Inside a makeshift cafe set at Hong Kong’s luxurious Rosewood Hotel, local actor-producer Josie Ho sits across from British actor Julian Sands. Both are giving director Mike Figgis their full attention as he explains the scene that they are going to film.
What was said could not be heard from afar, despite the set being unusually quiet. Dolled up multi-racial extras and other crew members who were busy preparing the next shot whispered to each other. Everyone was patiently waiting for the director’s cue.
“I normally have a very quiet set,” Figgis (director of “Leaving Las Vegas” and “Internal Affairs”) told Variety on location with “Mother Tongue,” an arthouse mystery thriller that is among the latest efforts from 852 Films, a production company co-headed by Ho and husband Conroy Chan. “I asked for silence a lot. My whole technique is based on silence, based on talking quietly and intimately to actors.”
The two-time Academy Award nominee has spent nearly five months in Hong Kong – quietly. Like the city, the project is a cultural hybrid.
With a script penned by the American writer Bruce Wagner (“Maps to the Stars,” “Wild Palms”), “Mother Tongue” follows the journey of an award-winning actress, played by Ho (“Contagion,” “Lucky Day”). The character is involved in a relationship with a younger woman played by Japanese-French actress Minami (“Minamata,” “Battle Royale”) while searching for her long lost daughter behind her partner’s back. Ho also gets to play a bitter twin sister.

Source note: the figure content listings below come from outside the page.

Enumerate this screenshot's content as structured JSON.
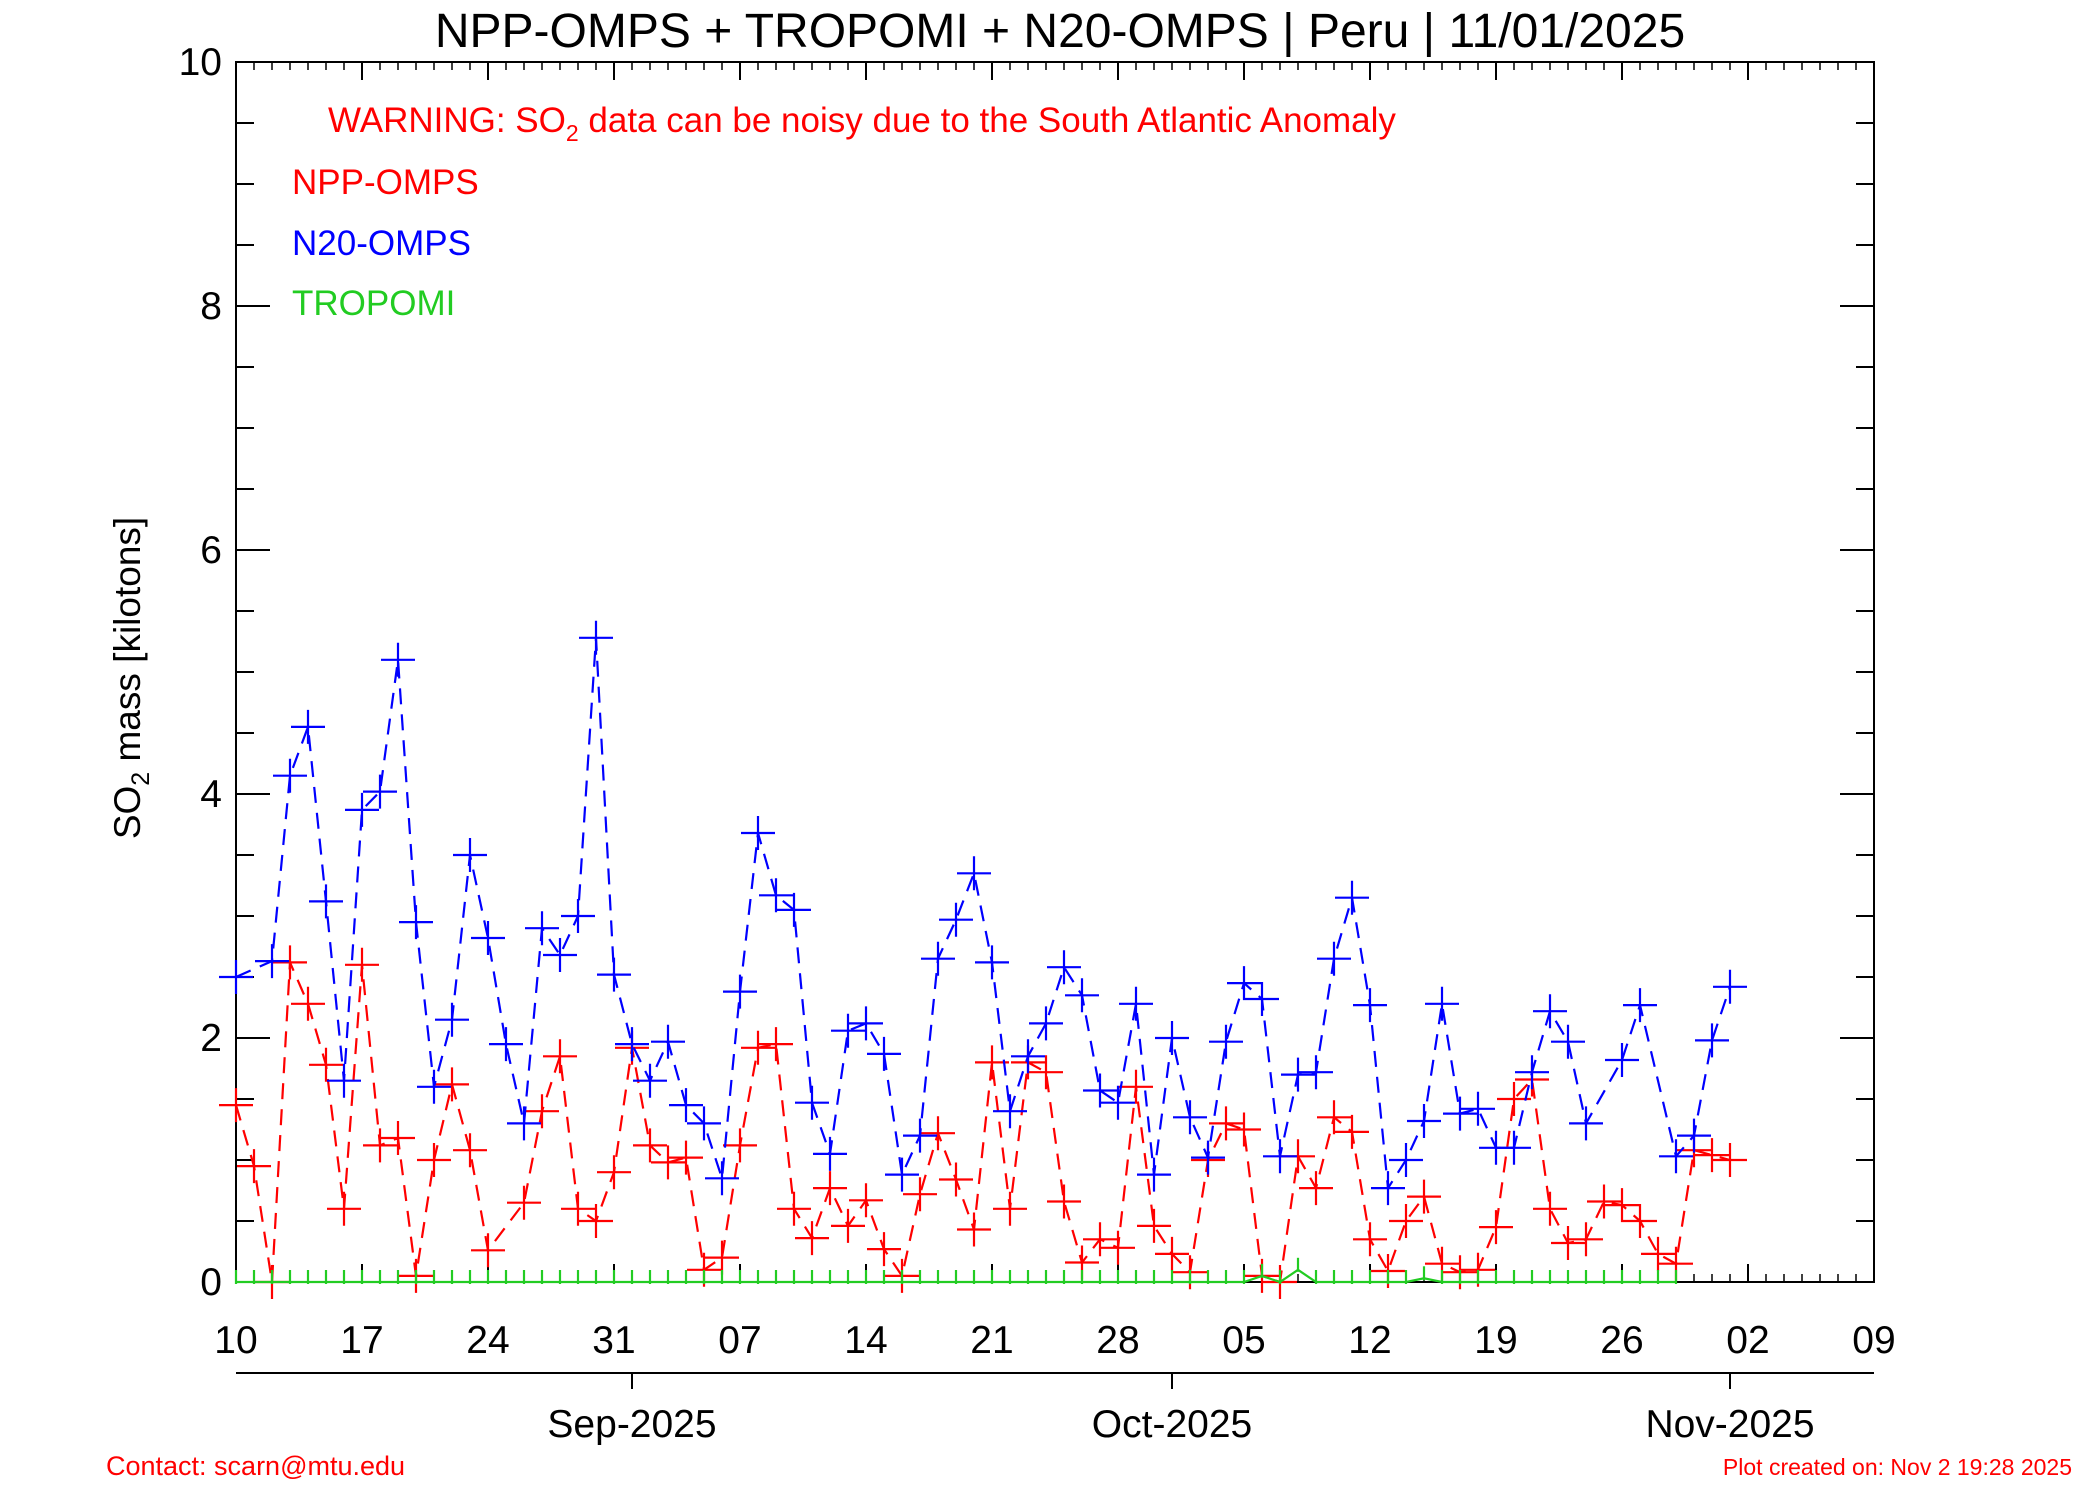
{
  "chart_data": {
    "type": "line",
    "title": "NPP-OMPS + TROPOMI + N20-OMPS | Peru | 11/01/2025",
    "warning": {
      "prefix": "WARNING: SO",
      "subscript": "2",
      "suffix": " data can be noisy due to the South Atlantic Anomaly",
      "color": "#ff0000"
    },
    "ylabel": {
      "prefix": "SO",
      "subscript": "2",
      "suffix": " mass [kilotons]"
    },
    "ylim": [
      0,
      10
    ],
    "y_ticks": [
      "0",
      "2",
      "4",
      "6",
      "8",
      "10"
    ],
    "x_range_days": [
      0,
      91
    ],
    "x_start_date": "2025-08-10",
    "x_tick_labels": [
      "10",
      "17",
      "24",
      "31",
      "07",
      "14",
      "21",
      "28",
      "05",
      "12",
      "19",
      "26",
      "02",
      "09"
    ],
    "month_labels": [
      {
        "label": "Sep-2025",
        "day": 22
      },
      {
        "label": "Oct-2025",
        "day": 52
      },
      {
        "label": "Nov-2025",
        "day": 83
      }
    ],
    "grid": false,
    "legend_position": "top-left",
    "series": [
      {
        "name": "NPP-OMPS",
        "color": "#ff0000",
        "style": "dashed",
        "marker": "plus",
        "points": [
          [
            0,
            1.45
          ],
          [
            1,
            0.95
          ],
          [
            2,
            0.0
          ],
          [
            3,
            2.62
          ],
          [
            4,
            2.28
          ],
          [
            5,
            1.78
          ],
          [
            6,
            0.6
          ],
          [
            7,
            2.6
          ],
          [
            8,
            1.12
          ],
          [
            9,
            1.18
          ],
          [
            10,
            0.05
          ],
          [
            11,
            1.0
          ],
          [
            12,
            1.62
          ],
          [
            13,
            1.08
          ],
          [
            14,
            0.26
          ],
          [
            16,
            0.65
          ],
          [
            17,
            1.4
          ],
          [
            18,
            1.85
          ],
          [
            19,
            0.6
          ],
          [
            20,
            0.5
          ],
          [
            21,
            0.9
          ],
          [
            22,
            1.92
          ],
          [
            23,
            1.12
          ],
          [
            24,
            0.98
          ],
          [
            25,
            1.02
          ],
          [
            26,
            0.1
          ],
          [
            27,
            0.2
          ],
          [
            28,
            1.12
          ],
          [
            29,
            1.92
          ],
          [
            30,
            1.95
          ],
          [
            31,
            0.6
          ],
          [
            32,
            0.36
          ],
          [
            33,
            0.77
          ],
          [
            34,
            0.46
          ],
          [
            35,
            0.67
          ],
          [
            36,
            0.27
          ],
          [
            37,
            0.05
          ],
          [
            38,
            0.72
          ],
          [
            39,
            1.22
          ],
          [
            40,
            0.84
          ],
          [
            41,
            0.43
          ],
          [
            42,
            1.8
          ],
          [
            43,
            0.6
          ],
          [
            44,
            1.8
          ],
          [
            45,
            1.72
          ],
          [
            46,
            0.66
          ],
          [
            47,
            0.16
          ],
          [
            48,
            0.35
          ],
          [
            49,
            0.28
          ],
          [
            50,
            1.6
          ],
          [
            51,
            0.46
          ],
          [
            52,
            0.23
          ],
          [
            53,
            0.08
          ],
          [
            54,
            1.0
          ],
          [
            55,
            1.3
          ],
          [
            56,
            1.25
          ],
          [
            57,
            0.05
          ],
          [
            58,
            0.0
          ],
          [
            59,
            1.03
          ],
          [
            60,
            0.77
          ],
          [
            61,
            1.35
          ],
          [
            62,
            1.23
          ],
          [
            63,
            0.35
          ],
          [
            64,
            0.09
          ],
          [
            65,
            0.5
          ],
          [
            66,
            0.7
          ],
          [
            67,
            0.15
          ],
          [
            68,
            0.08
          ],
          [
            69,
            0.1
          ],
          [
            70,
            0.45
          ],
          [
            71,
            1.5
          ],
          [
            72,
            1.66
          ],
          [
            73,
            0.6
          ],
          [
            74,
            0.32
          ],
          [
            75,
            0.35
          ],
          [
            76,
            0.66
          ],
          [
            77,
            0.63
          ],
          [
            78,
            0.5
          ],
          [
            79,
            0.23
          ],
          [
            80,
            0.15
          ],
          [
            81,
            1.08
          ],
          [
            82,
            1.04
          ],
          [
            83,
            1.0
          ]
        ]
      },
      {
        "name": "N20-OMPS",
        "color": "#0000ff",
        "style": "dashed",
        "marker": "plus",
        "points": [
          [
            0,
            2.5
          ],
          [
            2,
            2.63
          ],
          [
            3,
            4.15
          ],
          [
            4,
            4.55
          ],
          [
            5,
            3.12
          ],
          [
            6,
            1.65
          ],
          [
            7,
            3.87
          ],
          [
            8,
            4.02
          ],
          [
            9,
            5.1
          ],
          [
            10,
            2.95
          ],
          [
            11,
            1.6
          ],
          [
            12,
            2.15
          ],
          [
            13,
            3.5
          ],
          [
            14,
            2.82
          ],
          [
            15,
            1.95
          ],
          [
            16,
            1.3
          ],
          [
            17,
            2.9
          ],
          [
            18,
            2.68
          ],
          [
            19,
            3.0
          ],
          [
            20,
            5.28
          ],
          [
            21,
            2.52
          ],
          [
            22,
            1.95
          ],
          [
            23,
            1.65
          ],
          [
            24,
            1.97
          ],
          [
            25,
            1.45
          ],
          [
            26,
            1.3
          ],
          [
            27,
            0.85
          ],
          [
            28,
            2.38
          ],
          [
            29,
            3.68
          ],
          [
            30,
            3.17
          ],
          [
            31,
            3.05
          ],
          [
            32,
            1.47
          ],
          [
            33,
            1.05
          ],
          [
            34,
            2.06
          ],
          [
            35,
            2.12
          ],
          [
            36,
            1.87
          ],
          [
            37,
            0.88
          ],
          [
            38,
            1.2
          ],
          [
            39,
            2.65
          ],
          [
            40,
            2.97
          ],
          [
            41,
            3.35
          ],
          [
            42,
            2.62
          ],
          [
            43,
            1.4
          ],
          [
            44,
            1.85
          ],
          [
            45,
            2.12
          ],
          [
            46,
            2.58
          ],
          [
            47,
            2.35
          ],
          [
            48,
            1.57
          ],
          [
            49,
            1.47
          ],
          [
            50,
            2.28
          ],
          [
            51,
            0.88
          ],
          [
            52,
            2.0
          ],
          [
            53,
            1.35
          ],
          [
            54,
            1.02
          ],
          [
            55,
            1.97
          ],
          [
            56,
            2.45
          ],
          [
            57,
            2.32
          ],
          [
            58,
            1.03
          ],
          [
            59,
            1.7
          ],
          [
            60,
            1.72
          ],
          [
            61,
            2.65
          ],
          [
            62,
            3.15
          ],
          [
            63,
            2.27
          ],
          [
            64,
            0.77
          ],
          [
            65,
            1.0
          ],
          [
            66,
            1.32
          ],
          [
            67,
            2.28
          ],
          [
            68,
            1.38
          ],
          [
            69,
            1.42
          ],
          [
            70,
            1.1
          ],
          [
            71,
            1.1
          ],
          [
            72,
            1.72
          ],
          [
            73,
            2.22
          ],
          [
            74,
            1.97
          ],
          [
            75,
            1.3
          ],
          [
            77,
            1.82
          ],
          [
            78,
            2.27
          ],
          [
            80,
            1.03
          ],
          [
            81,
            1.2
          ],
          [
            82,
            1.98
          ],
          [
            83,
            2.42
          ]
        ]
      },
      {
        "name": "TROPOMI",
        "color": "#22cc22",
        "style": "solid",
        "marker": "tick",
        "points": [
          [
            0,
            0
          ],
          [
            1,
            0
          ],
          [
            2,
            0
          ],
          [
            3,
            0
          ],
          [
            4,
            0
          ],
          [
            5,
            0
          ],
          [
            6,
            0
          ],
          [
            7,
            0
          ],
          [
            8,
            0
          ],
          [
            9,
            0
          ],
          [
            10,
            0
          ],
          [
            11,
            0
          ],
          [
            12,
            0
          ],
          [
            13,
            0
          ],
          [
            14,
            0
          ],
          [
            15,
            0
          ],
          [
            16,
            0
          ],
          [
            17,
            0
          ],
          [
            18,
            0
          ],
          [
            19,
            0
          ],
          [
            20,
            0
          ],
          [
            21,
            0
          ],
          [
            22,
            0
          ],
          [
            23,
            0
          ],
          [
            24,
            0
          ],
          [
            25,
            0
          ],
          [
            26,
            0
          ],
          [
            27,
            0
          ],
          [
            28,
            0
          ],
          [
            29,
            0
          ],
          [
            30,
            0
          ],
          [
            31,
            0
          ],
          [
            32,
            0
          ],
          [
            33,
            0
          ],
          [
            34,
            0
          ],
          [
            35,
            0
          ],
          [
            36,
            0
          ],
          [
            37,
            0
          ],
          [
            38,
            0
          ],
          [
            39,
            0
          ],
          [
            40,
            0
          ],
          [
            41,
            0
          ],
          [
            42,
            0
          ],
          [
            43,
            0
          ],
          [
            44,
            0
          ],
          [
            45,
            0
          ],
          [
            46,
            0
          ],
          [
            47,
            0
          ],
          [
            48,
            0
          ],
          [
            49,
            0
          ],
          [
            50,
            0
          ],
          [
            51,
            0
          ],
          [
            52,
            0
          ],
          [
            53,
            0
          ],
          [
            54,
            0
          ],
          [
            55,
            0
          ],
          [
            56,
            0
          ],
          [
            57,
            0.05
          ],
          [
            58,
            0
          ],
          [
            59,
            0.1
          ],
          [
            60,
            0
          ],
          [
            61,
            0
          ],
          [
            62,
            0
          ],
          [
            63,
            0
          ],
          [
            64,
            0
          ],
          [
            65,
            0
          ],
          [
            66,
            0.03
          ],
          [
            67,
            0
          ],
          [
            68,
            0
          ],
          [
            69,
            0
          ],
          [
            70,
            0
          ],
          [
            71,
            0
          ],
          [
            72,
            0
          ],
          [
            73,
            0
          ],
          [
            74,
            0
          ],
          [
            75,
            0
          ],
          [
            76,
            0
          ],
          [
            77,
            0
          ],
          [
            78,
            0
          ],
          [
            79,
            0
          ],
          [
            80,
            0
          ]
        ]
      }
    ]
  },
  "footer": {
    "contact": "Contact: scarn@mtu.edu",
    "created": "Plot created on: Nov  2 19:28 2025",
    "color": "#ff0000"
  }
}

“It is pretty surreal,” said the British director. Initially, the film was going to be shot in Los Angeles, where the story is set. But circumstances changed in 2020 because of the COVID-19 pandemic, and 852 Films decided to shoot the project in Hong Kong, where the coronavirus has been better contained and crew was available. Nevertheless, everyone on the set was required to take a daily COVID test.
Hong Kong standing in for Los Angeles posed multiple challenges. Figgis had to avoid details that may betray the real location, and car scenes had to be flipped, as traffic in Hong Kong drives on a different side of the road.
Choosing to work with a local Hong Kong crew — many of whom had worked on the films of auteurs Wong Kar-wai and Johnnie To — rather than bringing his own team was an intriguing experience for Figgis.
“I see myself as an actor-director. I would normally control the set with my voice, trying to combine humor and authority,” he said. “And then you are suddenly in a situation that doesn’t apply. You explain something, and then somebody translates it for you. It’s tricky. So you resort to different tactics, and your techniques have to evolve, which is not a bad thing.”
Although Ho carries the producer title — and the film is very much her vision, according to Figgis — she is largely focused on the two characters she’s portraying. That means the main producer duties fall to Chan, who strived to maintain a balance and facilitated communication on the set.
“We had to look hard at the feasibility of shooting in Hong Kong,” Chan said. “Under the current climate, you put out a plan, you run with it and see where it has to be adjusted. For business, it’s uneasy. But we have taken on that mission and we are nearly there.”
The film is expected to be completed in 2022 and will aim to launch at major international film festivals. No sales agent has yet been appointed.
Ho has chosen to closely follow the direction of Figgis, who is very precise about how actors deliver his vision.
“I really have to thank him for teaching me so much,” Ho said on the set. “Mike separated [the filming] of my roles. We finish shooting one role first and then do the other.”
Ho described the film as “very operatic.” “Mike and Bruce described the film as a Greek tragedy. It’s almost like a stage play. I have never done a film like this before,” she said. “It’s a very twisted story, one that shows the truth of humanity.”
“That’s what I’m trying to [take the project to another level],” Figgis said. “It is an interesting challenge, one that has ultimately worked.”